Nodes lose devices after updating Appium to the latest version

Hello, guys, This issue is quite complicated, so I don’t really expect it to be solved, but I will appreciate any help.

So, we’ve been executing our tests on CI server for a couple of years now, but lately we decided to update our appium. Note that we’d been using 1.6.4 beta version all this time. We’ve gone from it to 1.13 version, and we started getting occasional NullPointers in some tests, but that was solved by upgrading selenium-server from 2.2.3 to 3.14. And it seemed like we had our CI stable again.

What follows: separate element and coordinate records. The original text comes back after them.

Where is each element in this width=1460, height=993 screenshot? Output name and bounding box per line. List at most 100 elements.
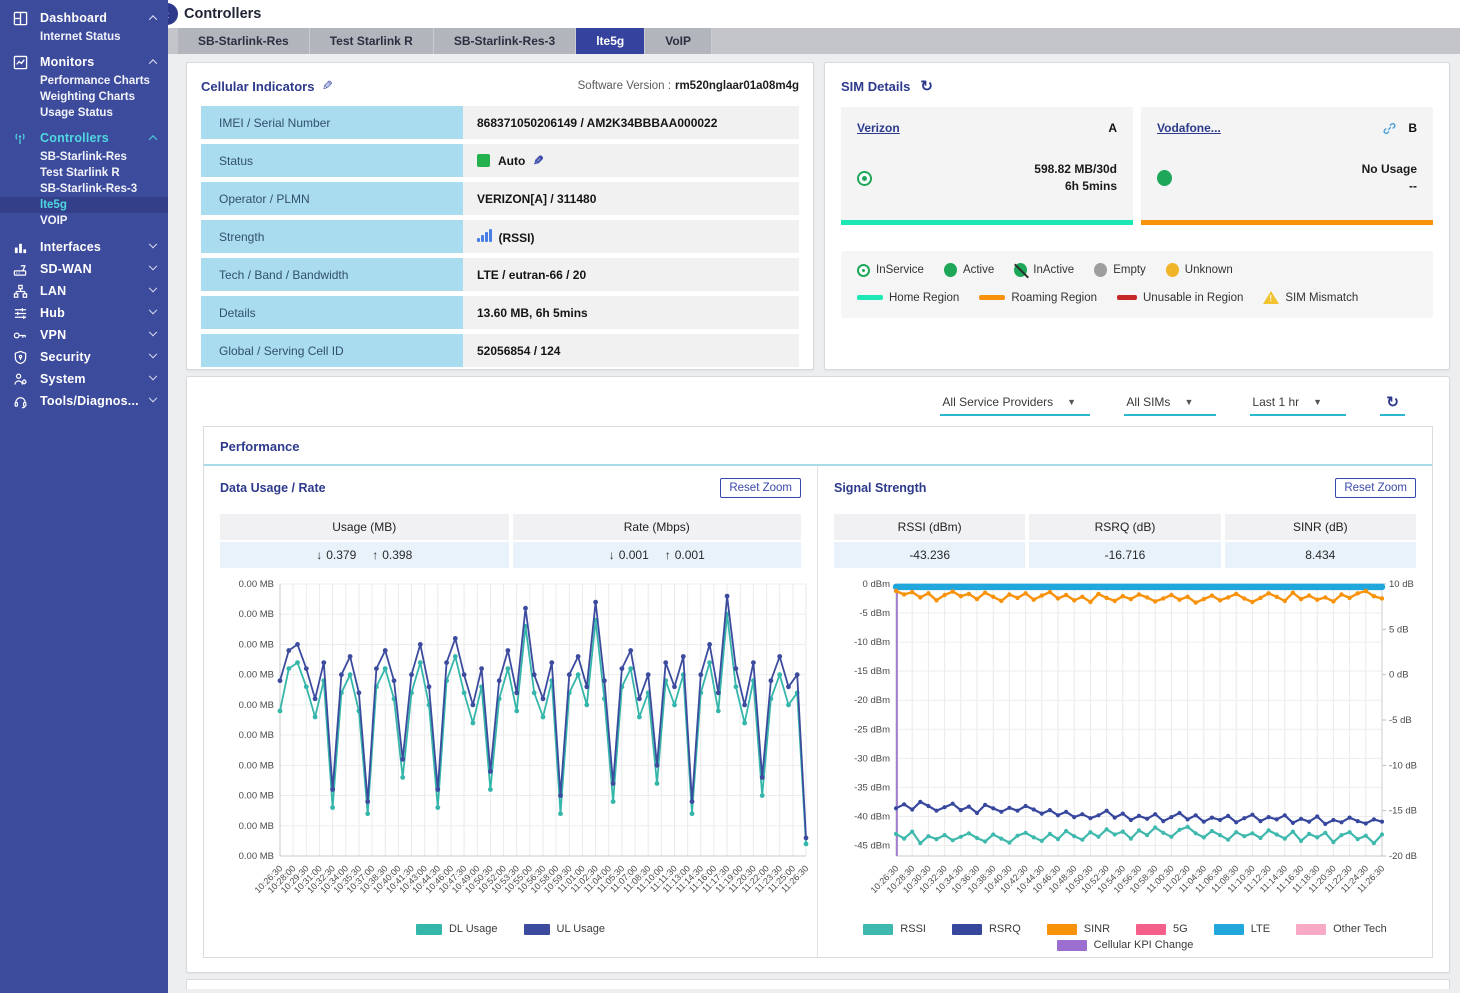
svg-text:0 dB: 0 dB [1389,670,1409,681]
sidebar-item-test-starlink-r[interactable]: Test Starlink R [0,165,168,181]
sidebar-item-sb-starlink-res[interactable]: SB-Starlink-Res [0,149,168,165]
rssi-swatch [863,924,893,935]
sidebar-item-tools-diagnostics[interactable]: Tools/Diagnos... [0,390,168,412]
legend-ul-usage[interactable]: UL Usage [524,923,606,935]
legend-unknown: Unknown [1166,263,1233,277]
sim-mismatch-icon [1263,291,1279,304]
sim-carrier-link[interactable]: Verizon [857,121,900,135]
legend-5g[interactable]: 5G [1136,923,1188,935]
sidebar-item-lte5g[interactable]: lte5g [0,197,168,213]
sidebar-item-dashboard[interactable]: Dashboard [0,7,168,29]
tab-sb-starlink-res-3[interactable]: SB-Starlink-Res-3 [434,28,576,54]
chevron-down-icon [149,372,157,380]
signal-strength-chart[interactable]: 10:26:3010:28:3010:30:3010:32:3010:34:30… [834,576,1416,921]
legend-rssi[interactable]: RSSI [863,923,926,935]
sidebar-item-security[interactable]: Security [0,346,168,368]
link-icon [1383,122,1396,135]
sidebar-item-label: SD-WAN [40,262,146,276]
row-value: VERIZON[A] / 311480 [463,182,799,215]
chevron-up-icon [149,15,157,23]
cellular-indicators-title: Cellular Indicators [201,79,314,94]
svg-text:0.00 MB: 0.00 MB [239,821,274,832]
reset-zoom-button[interactable]: Reset Zoom [1335,478,1416,498]
sidebar-item-hub[interactable]: Hub [0,302,168,324]
table-row: Status Auto✎ [201,144,799,177]
row-label: Status [201,144,463,177]
sidebar-item-controllers[interactable]: Controllers [0,127,168,149]
down-arrow-icon: ↓ [609,548,615,562]
sidebar-item-label: LAN [40,284,146,298]
edit-pencil-icon[interactable]: ✎ [322,78,333,94]
signal-strength-panel: Signal Strength Reset Zoom RSSI (dBm) -4… [818,466,1432,957]
legend-rsrq[interactable]: RSRQ [952,923,1021,935]
refresh-icon[interactable]: ↻ [920,77,933,95]
refresh-charts-icon[interactable]: ↻ [1380,393,1405,416]
main-content: ‹ Controllers SB-Starlink-Res Test Starl… [168,0,1460,993]
svg-text:10 dB: 10 dB [1389,579,1414,590]
sidebar-item-internet-status[interactable]: Internet Status [0,29,168,45]
legend-roaming-region: Roaming Region [979,292,1097,304]
svg-text:0.00 MB: 0.00 MB [239,730,274,741]
table-row: IMEI / Serial Number 868371050206149 / A… [201,106,799,139]
tab-voip[interactable]: VoIP [645,28,712,54]
row-label: Strength [201,220,463,253]
sidebar-item-sb-starlink-res-3[interactable]: SB-Starlink-Res-3 [0,181,168,197]
row-value: Auto✎ [463,144,799,177]
tools-headset-icon [0,394,40,409]
svg-text:0.00 MB: 0.00 MB [239,760,274,771]
sidebar-item-label: Tools/Diagnos... [40,394,146,408]
chevron-down-icon [149,394,157,402]
unknown-icon [1166,263,1179,277]
sim-usage: No Usage -- [1362,161,1417,195]
dashboard-icon [0,11,40,26]
sidebar-item-weighting-charts[interactable]: Weighting Charts [0,89,168,105]
legend-inactive: InActive [1014,263,1074,277]
legend-cellular-kpi-change[interactable]: Cellular KPI Change [1057,939,1194,951]
sidebar-item-voip[interactable]: VOIP [0,213,168,229]
data-usage-chart[interactable]: 10:26:3010:28:0010:29:3010:31:0010:32:30… [220,576,801,921]
svg-text:0.00 MB: 0.00 MB [239,579,274,590]
security-shield-icon [0,350,40,365]
legend-lte[interactable]: LTE [1214,923,1270,935]
legend-sim-mismatch: SIM Mismatch [1263,291,1358,304]
sinr-swatch [1047,924,1077,935]
dl-usage-swatch [416,924,442,935]
sidebar-item-label: System [40,372,146,386]
software-version: Software Version :rm520nglaar01a08m4g [578,80,799,92]
page-title: Controllers [184,6,261,22]
reset-zoom-button[interactable]: Reset Zoom [720,478,801,498]
sidebar-item-monitors[interactable]: Monitors [0,51,168,73]
cellular-indicators-card: Cellular Indicators ✎ Software Version :… [186,62,814,370]
tab-lte5g[interactable]: lte5g [576,28,645,54]
legend-sinr[interactable]: SINR [1047,923,1110,935]
sim-carrier-link[interactable]: Vodafone... [1157,121,1221,135]
performance-title: Performance [204,427,1432,466]
tab-sb-starlink-res[interactable]: SB-Starlink-Res [178,28,310,54]
system-user-gear-icon [0,372,40,387]
sidebar-item-vpn[interactable]: VPN [0,324,168,346]
chevron-down-icon [149,284,157,292]
svg-text:-5 dB: -5 dB [1389,715,1412,726]
row-value: 52056854 / 124 [463,334,799,367]
monitors-icon [0,55,40,70]
sidebar-item-interfaces[interactable]: Interfaces [0,236,168,258]
signal-bars-icon [477,229,492,242]
sidebar-item-sdwan[interactable]: SD-WAN [0,258,168,280]
sidebar-item-system[interactable]: System [0,368,168,390]
performance-card: All Service Providers▼ All SIMs▼ Last 1 … [186,376,1450,973]
sidebar-item-lan[interactable]: LAN [0,280,168,302]
time-range-select[interactable]: Last 1 hr▼ [1250,393,1346,416]
sidebar-item-performance-charts[interactable]: Performance Charts [0,73,168,89]
svg-text:5 dB: 5 dB [1389,624,1409,635]
legend-dl-usage[interactable]: DL Usage [416,923,498,935]
row-label: Details [201,296,463,329]
legend-other-tech[interactable]: Other Tech [1296,923,1387,935]
rssi-stat: RSSI (dBm) -43.236 [834,514,1025,568]
sidebar-item-label: Controllers [40,131,146,145]
sidebar-item-usage-status[interactable]: Usage Status [0,105,168,121]
sims-select[interactable]: All SIMs▼ [1124,393,1216,416]
interfaces-icon [0,240,40,255]
edit-pencil-icon[interactable]: ✎ [533,153,544,169]
service-provider-select[interactable]: All Service Providers▼ [940,393,1090,416]
tab-test-starlink-r[interactable]: Test Starlink R [310,28,434,54]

But not so much. Now we have a single successful suite run, and then we begin to face issues. On the second run our devices usually become heavily desynchronized (we have parallel testing implemented, and we have a lot of tests where two devices must work simultaneously). And everything usually breaks completely on the third run. Tests execution is getting stuck, or tests are getting skipped with NullPointers as if the devices are not connected. All this time appium nodes keep on pinging the hub, and we have no error traces in the logs, but we also have no other activity on them. It’s like the nodes are suddenly losing the devices without any trace of what of why has happened. After we restart the hub, we have another successful run, and then we start facing issues again.

What do you think it could be? Is this the Appium or the Selenium issue?
Tests are being executed on real devices.